En 1914, avec le déclenchement de la Première Guerre mondiale, la famille rentre en Grèce et s’installe à Argostoli. Harilaos Kavvadias transfère son entreprise en Russie où il est ruiné. En 1917, il est emprisonné pendant la Révolution d’Octobre. Il revient en Grèce en 1921, brisé et inadapté à l’environnement de son pays d’origine.

La famille Kavvadias déménage ensuite au Pirée. Le petit Nikos va à l’école primaire où l’un de ses camarades de classe est Yannis Tsarouchis qui deviendra l’un des grands peintres grecs du xxe siècle. Au lycée, il se lie avec un médecin de la marine et écrivain, Pavlos Nirvanas.
À l’âge de 18 ans, il commence à publier des poèmes dans le magazine de la Grande Encyclopédie Grecque sous le pseudonyme de Petros Valhalas.

Il passe ensuite les examens d’entrée à la faculté de médecine, mais à cette époque son père meurt et il est contraint de travailler pour vivre dans une compagnie de navigation. Il continue toutefois à collaborer à diverses revues littéraires. En novembre 1928, Kavvadias s’embarque pour la première fois, comme mousse, à bord du cargo Aghios Nikolas (Saint Nicolas).

En 1934, la famille déménage du Pirée pour s’installer à Athènes. La maison devient un lieu de réunion pour les écrivains, les peintres et les poètes. À cette époque, Níkos Kavvadías est décrit comme un homme simple et taciturne, doué de beaucoup d’humour et apprécié de tous.

En 1939, il obtient le diplôme de radio–télégraphiste. Au début de la Seconde Guerre mondiale il est envoyé sur le front albanais où il est employé comme radio, puis revient à Athènes. Lorsque la guerre civile éclate en Grèce, il prend à nouveau la mer. De 1944 à 1974, il navigue pratiquement sans cesse. Il publie son roman « Vardia » (Le Quart) en 1954 (traduit en français en 1959) et meurt à Athènes en 1975.
" (Wikipedia)

"Très populaire en Grèce, il est devenu un classique ; ses nombreux poèmes mis en musique aliemntent le répertoire populaire et gouailleur du rébétiko." (présentation extraite de Le Quart, folio).
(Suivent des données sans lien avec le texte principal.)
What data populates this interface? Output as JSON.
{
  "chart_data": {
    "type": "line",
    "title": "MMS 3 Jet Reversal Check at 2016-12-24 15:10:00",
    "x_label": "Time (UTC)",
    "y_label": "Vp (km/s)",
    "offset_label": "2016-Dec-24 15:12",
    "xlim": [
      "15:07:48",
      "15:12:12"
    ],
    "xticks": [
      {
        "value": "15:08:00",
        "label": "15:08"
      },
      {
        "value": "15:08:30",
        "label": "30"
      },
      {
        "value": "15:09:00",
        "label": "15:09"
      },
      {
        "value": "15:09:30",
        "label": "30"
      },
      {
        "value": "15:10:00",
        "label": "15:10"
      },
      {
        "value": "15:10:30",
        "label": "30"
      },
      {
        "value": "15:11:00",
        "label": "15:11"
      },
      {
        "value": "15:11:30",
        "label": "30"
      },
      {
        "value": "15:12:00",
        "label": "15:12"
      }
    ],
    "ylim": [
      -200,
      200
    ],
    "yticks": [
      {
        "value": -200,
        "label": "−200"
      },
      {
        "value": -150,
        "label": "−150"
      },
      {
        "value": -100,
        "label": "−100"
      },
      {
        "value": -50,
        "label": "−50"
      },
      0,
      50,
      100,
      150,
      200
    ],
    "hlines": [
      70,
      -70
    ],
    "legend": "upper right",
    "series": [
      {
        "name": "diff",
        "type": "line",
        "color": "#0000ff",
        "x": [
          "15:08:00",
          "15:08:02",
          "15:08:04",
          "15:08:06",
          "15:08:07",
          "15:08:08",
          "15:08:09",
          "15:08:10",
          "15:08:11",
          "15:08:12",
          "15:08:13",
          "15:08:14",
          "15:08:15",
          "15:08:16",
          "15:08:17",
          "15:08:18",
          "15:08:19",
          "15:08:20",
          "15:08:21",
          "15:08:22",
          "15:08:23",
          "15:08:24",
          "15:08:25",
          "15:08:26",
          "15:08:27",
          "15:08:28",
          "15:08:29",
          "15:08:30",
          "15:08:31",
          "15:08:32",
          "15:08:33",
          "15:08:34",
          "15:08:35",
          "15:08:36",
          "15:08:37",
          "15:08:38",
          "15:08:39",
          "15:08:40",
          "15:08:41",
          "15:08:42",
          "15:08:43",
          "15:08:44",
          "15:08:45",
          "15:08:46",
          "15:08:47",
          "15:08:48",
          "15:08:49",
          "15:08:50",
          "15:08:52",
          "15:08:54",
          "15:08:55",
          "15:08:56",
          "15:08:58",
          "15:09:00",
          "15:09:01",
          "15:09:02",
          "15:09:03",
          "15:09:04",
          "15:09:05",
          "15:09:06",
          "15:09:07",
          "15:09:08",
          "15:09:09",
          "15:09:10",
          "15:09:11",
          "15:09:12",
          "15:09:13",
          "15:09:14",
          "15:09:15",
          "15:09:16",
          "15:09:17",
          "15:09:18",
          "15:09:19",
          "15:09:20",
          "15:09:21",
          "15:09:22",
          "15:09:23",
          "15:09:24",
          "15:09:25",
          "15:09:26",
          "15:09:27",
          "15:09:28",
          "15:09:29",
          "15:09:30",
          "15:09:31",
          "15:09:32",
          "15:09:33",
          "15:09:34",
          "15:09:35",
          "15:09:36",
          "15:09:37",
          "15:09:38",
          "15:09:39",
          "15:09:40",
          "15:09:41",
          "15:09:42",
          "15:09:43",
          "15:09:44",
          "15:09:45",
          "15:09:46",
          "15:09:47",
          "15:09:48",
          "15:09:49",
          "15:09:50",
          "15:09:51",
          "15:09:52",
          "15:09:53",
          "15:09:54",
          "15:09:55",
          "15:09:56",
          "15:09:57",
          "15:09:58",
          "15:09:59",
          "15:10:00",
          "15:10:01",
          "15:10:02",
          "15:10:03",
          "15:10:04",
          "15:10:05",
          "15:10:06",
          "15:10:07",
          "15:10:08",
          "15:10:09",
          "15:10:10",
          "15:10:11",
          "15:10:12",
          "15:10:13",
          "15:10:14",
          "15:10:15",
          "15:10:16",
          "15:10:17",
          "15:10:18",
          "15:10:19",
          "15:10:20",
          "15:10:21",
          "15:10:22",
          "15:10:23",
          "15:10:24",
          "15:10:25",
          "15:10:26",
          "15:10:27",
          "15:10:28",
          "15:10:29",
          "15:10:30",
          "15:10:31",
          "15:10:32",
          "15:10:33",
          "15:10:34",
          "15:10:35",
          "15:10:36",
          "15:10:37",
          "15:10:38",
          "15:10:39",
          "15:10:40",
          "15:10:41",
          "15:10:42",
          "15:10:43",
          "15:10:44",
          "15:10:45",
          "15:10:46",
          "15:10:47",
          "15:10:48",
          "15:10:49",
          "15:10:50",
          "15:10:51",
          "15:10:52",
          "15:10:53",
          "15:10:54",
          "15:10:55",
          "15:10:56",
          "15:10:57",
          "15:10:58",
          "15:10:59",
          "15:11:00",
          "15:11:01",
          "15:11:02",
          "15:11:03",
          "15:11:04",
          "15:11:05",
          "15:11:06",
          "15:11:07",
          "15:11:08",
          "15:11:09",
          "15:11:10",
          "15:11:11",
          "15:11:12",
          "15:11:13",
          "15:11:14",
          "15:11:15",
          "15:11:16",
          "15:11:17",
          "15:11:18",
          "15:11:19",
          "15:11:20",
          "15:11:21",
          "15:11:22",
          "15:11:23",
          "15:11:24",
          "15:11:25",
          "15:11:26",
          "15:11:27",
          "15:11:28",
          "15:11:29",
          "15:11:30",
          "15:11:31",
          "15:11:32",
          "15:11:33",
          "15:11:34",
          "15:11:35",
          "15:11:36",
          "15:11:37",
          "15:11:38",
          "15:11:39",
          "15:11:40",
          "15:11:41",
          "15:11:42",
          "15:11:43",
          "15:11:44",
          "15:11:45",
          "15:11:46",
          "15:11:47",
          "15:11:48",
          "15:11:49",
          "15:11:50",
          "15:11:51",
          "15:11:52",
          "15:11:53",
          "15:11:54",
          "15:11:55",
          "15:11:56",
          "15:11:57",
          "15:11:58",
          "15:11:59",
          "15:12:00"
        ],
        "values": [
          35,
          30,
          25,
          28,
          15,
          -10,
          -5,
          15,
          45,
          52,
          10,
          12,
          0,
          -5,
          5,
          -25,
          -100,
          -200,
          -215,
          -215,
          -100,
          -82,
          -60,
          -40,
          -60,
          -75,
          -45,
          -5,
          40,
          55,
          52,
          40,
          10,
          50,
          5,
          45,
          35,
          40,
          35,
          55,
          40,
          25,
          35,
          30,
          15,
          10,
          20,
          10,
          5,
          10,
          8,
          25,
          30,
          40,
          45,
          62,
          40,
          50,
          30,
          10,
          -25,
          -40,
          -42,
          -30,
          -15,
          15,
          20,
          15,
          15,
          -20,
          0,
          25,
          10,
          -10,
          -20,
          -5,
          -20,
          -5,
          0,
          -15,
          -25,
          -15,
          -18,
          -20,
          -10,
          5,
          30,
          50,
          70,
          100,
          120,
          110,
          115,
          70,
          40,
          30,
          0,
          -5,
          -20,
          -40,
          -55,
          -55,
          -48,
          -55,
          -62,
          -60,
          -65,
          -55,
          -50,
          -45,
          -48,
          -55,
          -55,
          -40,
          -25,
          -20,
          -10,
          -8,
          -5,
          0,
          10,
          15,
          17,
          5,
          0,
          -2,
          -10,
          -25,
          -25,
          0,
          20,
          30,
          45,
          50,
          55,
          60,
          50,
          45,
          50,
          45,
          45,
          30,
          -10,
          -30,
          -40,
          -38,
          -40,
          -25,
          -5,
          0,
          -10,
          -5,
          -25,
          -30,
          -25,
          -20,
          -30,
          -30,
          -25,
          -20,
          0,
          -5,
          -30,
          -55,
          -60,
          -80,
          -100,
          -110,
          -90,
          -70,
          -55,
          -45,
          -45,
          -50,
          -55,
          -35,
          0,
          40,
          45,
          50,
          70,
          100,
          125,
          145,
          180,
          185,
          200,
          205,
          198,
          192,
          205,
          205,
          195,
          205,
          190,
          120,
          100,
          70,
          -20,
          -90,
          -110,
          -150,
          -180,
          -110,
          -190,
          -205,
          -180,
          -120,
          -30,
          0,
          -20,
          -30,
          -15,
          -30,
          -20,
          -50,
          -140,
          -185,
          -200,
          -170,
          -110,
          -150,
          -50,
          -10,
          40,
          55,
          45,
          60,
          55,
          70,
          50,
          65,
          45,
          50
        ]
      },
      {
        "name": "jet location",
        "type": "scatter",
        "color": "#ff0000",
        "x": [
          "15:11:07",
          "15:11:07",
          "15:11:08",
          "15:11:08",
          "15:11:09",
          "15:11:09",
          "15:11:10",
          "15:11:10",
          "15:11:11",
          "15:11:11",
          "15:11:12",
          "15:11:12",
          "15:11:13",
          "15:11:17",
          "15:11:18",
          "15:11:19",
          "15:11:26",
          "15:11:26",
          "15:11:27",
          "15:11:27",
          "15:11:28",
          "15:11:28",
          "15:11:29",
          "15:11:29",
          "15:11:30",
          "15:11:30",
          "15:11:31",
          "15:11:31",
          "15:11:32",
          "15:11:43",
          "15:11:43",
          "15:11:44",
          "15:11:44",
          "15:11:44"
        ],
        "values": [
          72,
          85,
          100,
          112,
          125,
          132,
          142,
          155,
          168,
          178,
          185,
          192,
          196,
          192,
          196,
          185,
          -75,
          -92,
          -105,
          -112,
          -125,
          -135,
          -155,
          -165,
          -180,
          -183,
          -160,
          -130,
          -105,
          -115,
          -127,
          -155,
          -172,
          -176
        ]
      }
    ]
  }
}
Outre Le Quart, son unique roman, il a publié trois recueils de poèmes (Marabout, Μαραμπού, 1933 ; Brume, Πούσι, 1947 ; Traverso, Τραβέρσο, 1975), et trois nouvelles.

 

le quart
Sur le ferry entre Rion et Antiron (à quelques encablures de Nafpaktos - Ναύπακτος - plus connu sous son nom italien : Lepanto, où Cervantès a perdu un bras lors de la fameuse bataille), le 11/06/2013

Le Quart (Βάρδια, 1954). Traduit du grec en 2006 par Michel Saunier. Folio 340 pages. Préface d'Olivier Rolin.

Un cargo vétuste fait route vers la Chine.
"Le Pythéas, cargo de cinq mille tonnes, standard de la première guerre mondiale, à baignoires et à machine compound, naviguait à sept noeuds au large de Singapour. Par les hublots entrait une lumière chétive, maladive, qui sentait le phénol." (pages 38-39)
Il fait chaud.
"L'officier resta seul. Il s'épongea le cou avec un mouchoir kaki. La cabine avait deux mètres sur trois. Hublots au-dessus de la couchette, bureau, canapé, une étagère avec quelques livres. Contre la cloison, vissée sur une console, était suspendue une lampe à pétrole en cuivre. Le ventilateur tournait, torréfiant le vide." (page 28).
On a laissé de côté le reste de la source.